La Cour des pairs renouvela, dans cette difficile épreuve, les grands exemples de fermeté tranquille et de modération judicieuse qu'elle avait déjà donnés. En 1830, dans le procès des ministres de Charles X, elle avait maintenu l'équité envers les accusés contre la passion publique; en 1835, elle maintint l'ordre public contre les fureurs des accusés, en gardant aussi l'équité. Ni la longueur du procès, ni la violence des scènes, ni les incidents imprévus, ni les complications légales, ni la retraite successive de plusieurs pairs lassés ou troublés, rien ne l'irrita, rien ne l'arrêta; elle était résolue à être en même temps modérée et efficace. Cent soixante-quatre pairs avaient assisté à la première audience, cent dix-huit étaient présents à la dernière et signèrent l'arrêt définitif. Le procès avait duré neuf mois. Les accusés, leurs défenseurs, leurs journaux, avaient constamment parlé, protesté, déclamé comme en présence de l'échafaud: «Vous voulez cent soixante-quatre têtes, prenez-les.—Envoyez à la mort les soutiens de cent cinquante familles du peuple.—On m'a amené ici par force; on m'a déchiré; on m'a massacré; tenez, voilà ma poitrine; frappez-moi, tuez-moi.» Pas une condamnation à mort ne fut prononcée; la déportation fut la peine la plus grave. La Cour maintint l'empire des lois sans user de toute leur force, et défendit l'État contre l'insurrection anarchique sans se soucier des emportements et des menaces des insurgés.

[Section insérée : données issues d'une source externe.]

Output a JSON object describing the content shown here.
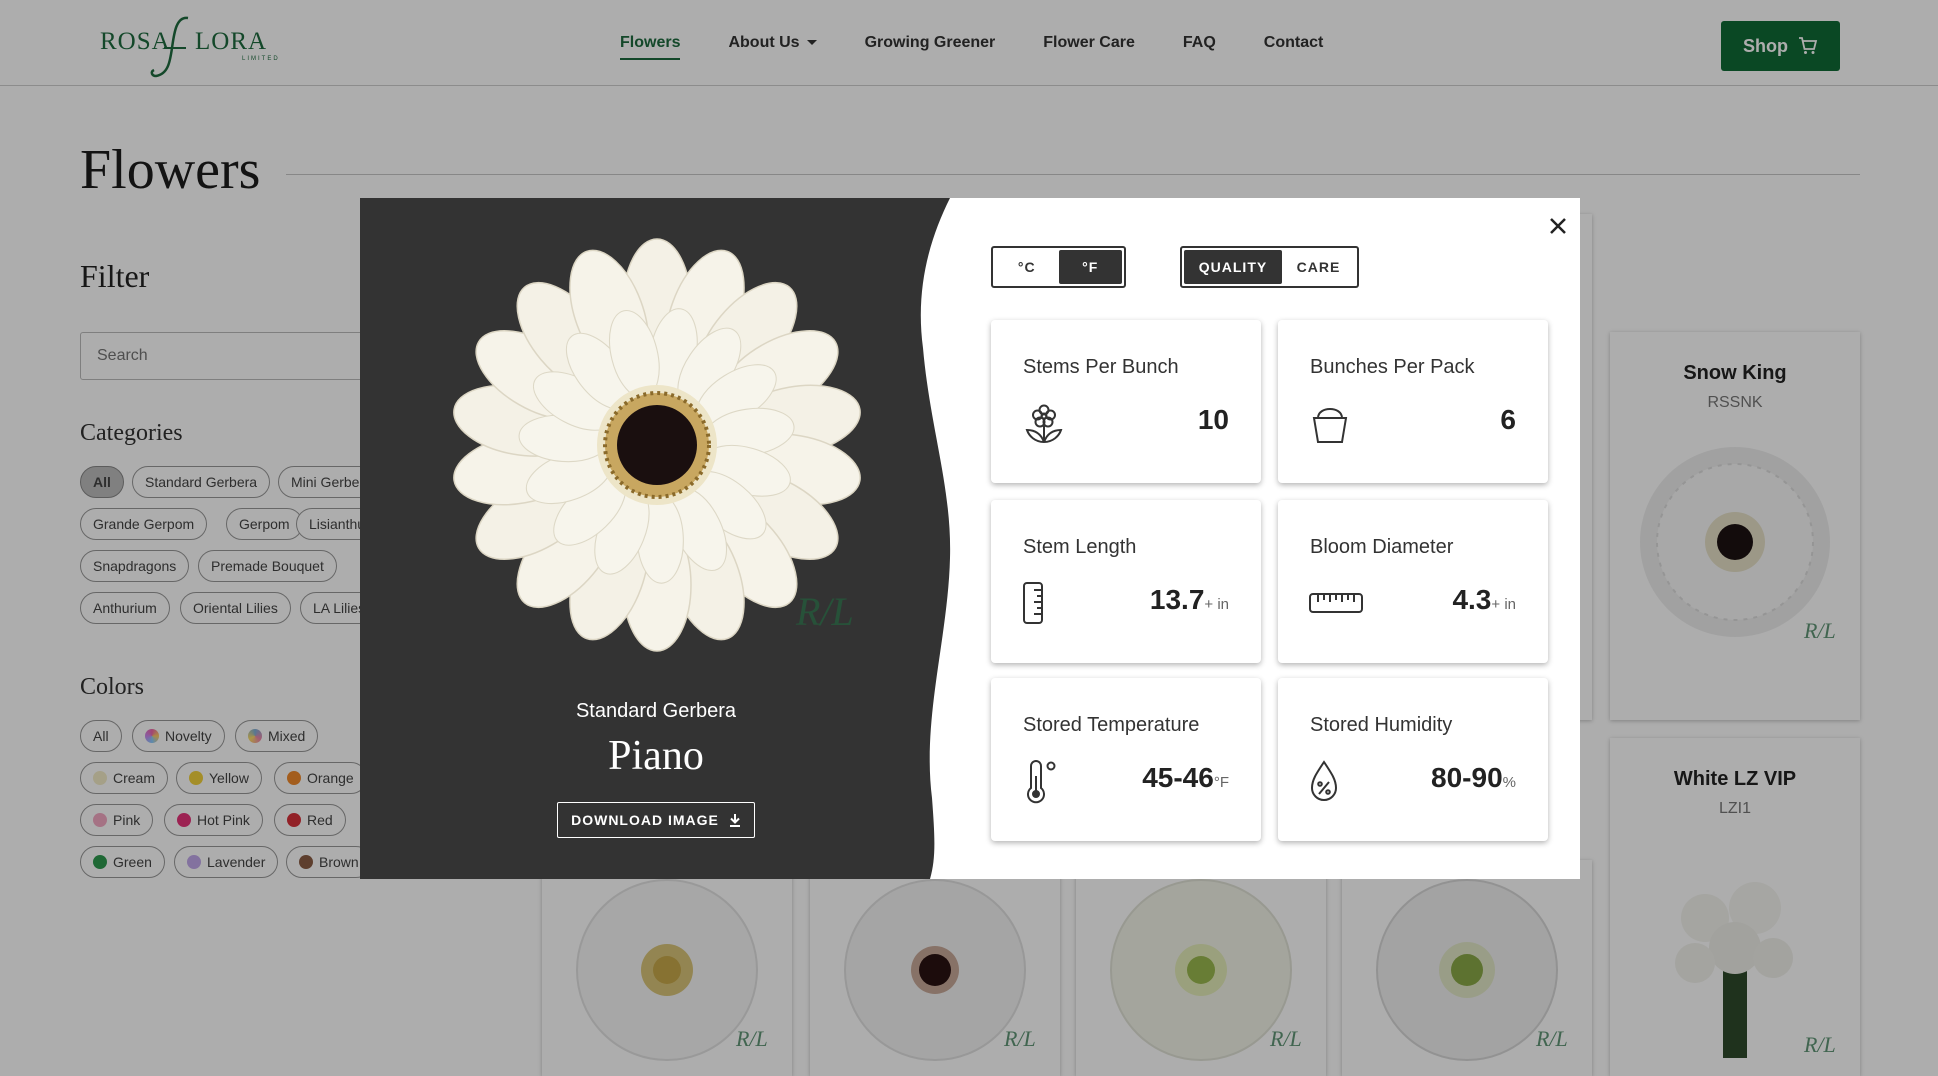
{
  "header": {
    "logo_left": "ROSA",
    "logo_right": "LORA",
    "logo_sub": "LIMITED",
    "nav": [
      {
        "label": "Flowers"
      },
      {
        "label": "About Us"
      },
      {
        "label": "Growing Greener"
      },
      {
        "label": "Flower Care"
      },
      {
        "label": "FAQ"
      },
      {
        "label": "Contact"
      }
    ],
    "shop_label": "Shop"
  },
  "page": {
    "title": "Flowers",
    "filter_title": "Filter",
    "search_placeholder": "Search",
    "categories_title": "Categories",
    "categories": [
      "All",
      "Standard Gerbera",
      "Mini Gerbera",
      "Grande Gerpom",
      "Gerpom",
      "Lisianthus",
      "Snapdragons",
      "Premade Bouquet",
      "Anthurium",
      "Oriental Lilies",
      "LA Lilies"
    ],
    "colors_title": "Colors",
    "colors": [
      {
        "label": "All",
        "color": ""
      },
      {
        "label": "Novelty",
        "color": "#c78ad6"
      },
      {
        "label": "Mixed",
        "color": "#7fb0d8"
      },
      {
        "label": "Cream",
        "color": "#f3ecc7"
      },
      {
        "label": "Yellow",
        "color": "#f2d13c"
      },
      {
        "label": "Orange",
        "color": "#f08a2c"
      },
      {
        "label": "Pink",
        "color": "#f4a9c3"
      },
      {
        "label": "Hot Pink",
        "color": "#e6337a"
      },
      {
        "label": "Red",
        "color": "#d8313a"
      },
      {
        "label": "Green",
        "color": "#2e9a4f"
      },
      {
        "label": "Lavender",
        "color": "#c2a9ea"
      },
      {
        "label": "Brown",
        "color": "#8b5e45"
      }
    ]
  },
  "cards": [
    {
      "title": "Snow King",
      "code": "RSSNK"
    },
    {
      "title": "White LZ VIP",
      "code": "LZI1"
    }
  ],
  "watermark": "R/L",
  "modal": {
    "unit_c": "°C",
    "unit_f": "°F",
    "tab_quality": "QUALITY",
    "tab_care": "CARE",
    "category": "Standard Gerbera",
    "name": "Piano",
    "download_label": "DOWNLOAD IMAGE",
    "stats": [
      {
        "label": "Stems Per Bunch",
        "value": "10",
        "unit": "",
        "icon": "flower-icon"
      },
      {
        "label": "Bunches Per Pack",
        "value": "6",
        "unit": "",
        "icon": "bucket-icon"
      },
      {
        "label": "Stem Length",
        "value": "13.7",
        "unit": "+ in",
        "icon": "ruler-vertical-icon"
      },
      {
        "label": "Bloom Diameter",
        "value": "4.3",
        "unit": "+ in",
        "icon": "ruler-horizontal-icon"
      },
      {
        "label": "Stored Temperature",
        "value": "45-46",
        "unit": "°F",
        "icon": "thermometer-icon"
      },
      {
        "label": "Stored Humidity",
        "value": "80-90",
        "unit": "%",
        "icon": "humidity-icon"
      }
    ]
  }
}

Plus le procès avait été difficile et orageux, plus le succès était grand pour le gouvernement; c'était la victoire des lois après celle des armes; ni la force ni la justice n'avaient manqué à la société. Pourtant les obstacles et les périls persistaient ou renaissaient incessamment sur les pas du pouvoir; ses ennemis, loin de se montrer découragés par leurs défaites, redoublaient de colère et de manoeuvres; la violence de leurs journaux demeurait la même; les procès de presse, toujours nombreux, aboutissaient toujours à des résultats variables et presque alternatifs, aujourd'hui des condamnations, demain des acquittements, également inefficaces, les uns pour réprimer, les autres pour satisfaire les passions factieuses. Le public s'étonnait que la victoire de l'ordre ne lui rendît pas plus de repos et de sécurité. Un homme d'un esprit ferme et d'un courage indomptable, libéral éprouvé, et qui, par son nom, son caractère et son talent, exerçait dans le sud-ouest de la France une grande influence, M. Henri Fonfrède m'écrivait de Bordeaux: «Nous restons sur un champ de bataille où, malgré tant de succès si péniblement conquis, les obstacles et les dangers se renouvellent sans cesse, et entravent l'action du pouvoir au moment où elle semblerait se manifester plus ferme et mieux assurée. Cela inquiète ici beaucoup les esprits. Je crois pouvoir dire que le principal germe de ce mal est dans l'influence démocratique trop puissamment excitée, et dans l'absence de principes clairs et fixes au sein de notre propre parti. Nos collèges électoraux eux-mêmes, dans leur portion gouvernementale qui forme évidemment la grande majorité, du moins ici, sont tellement décousus et abandonnés aux mille nuances théoriques de la première argumentation tenue, qu'avec les meilleures intentions du monde, ils pourraient, sans s'en douter, voter au contre-sens de leur propre opinion politique, et contribuer ainsi, non pas à une conciliation toujours désirable entre les opinions modérées et consciencieuses, mais à une confusion inextricable de principes hétérogènes et contraires, qui ôterait aux hommes engagés dans le travail de la restauration sociale tous les leviers dont ils ont besoin pour agir efficacement.»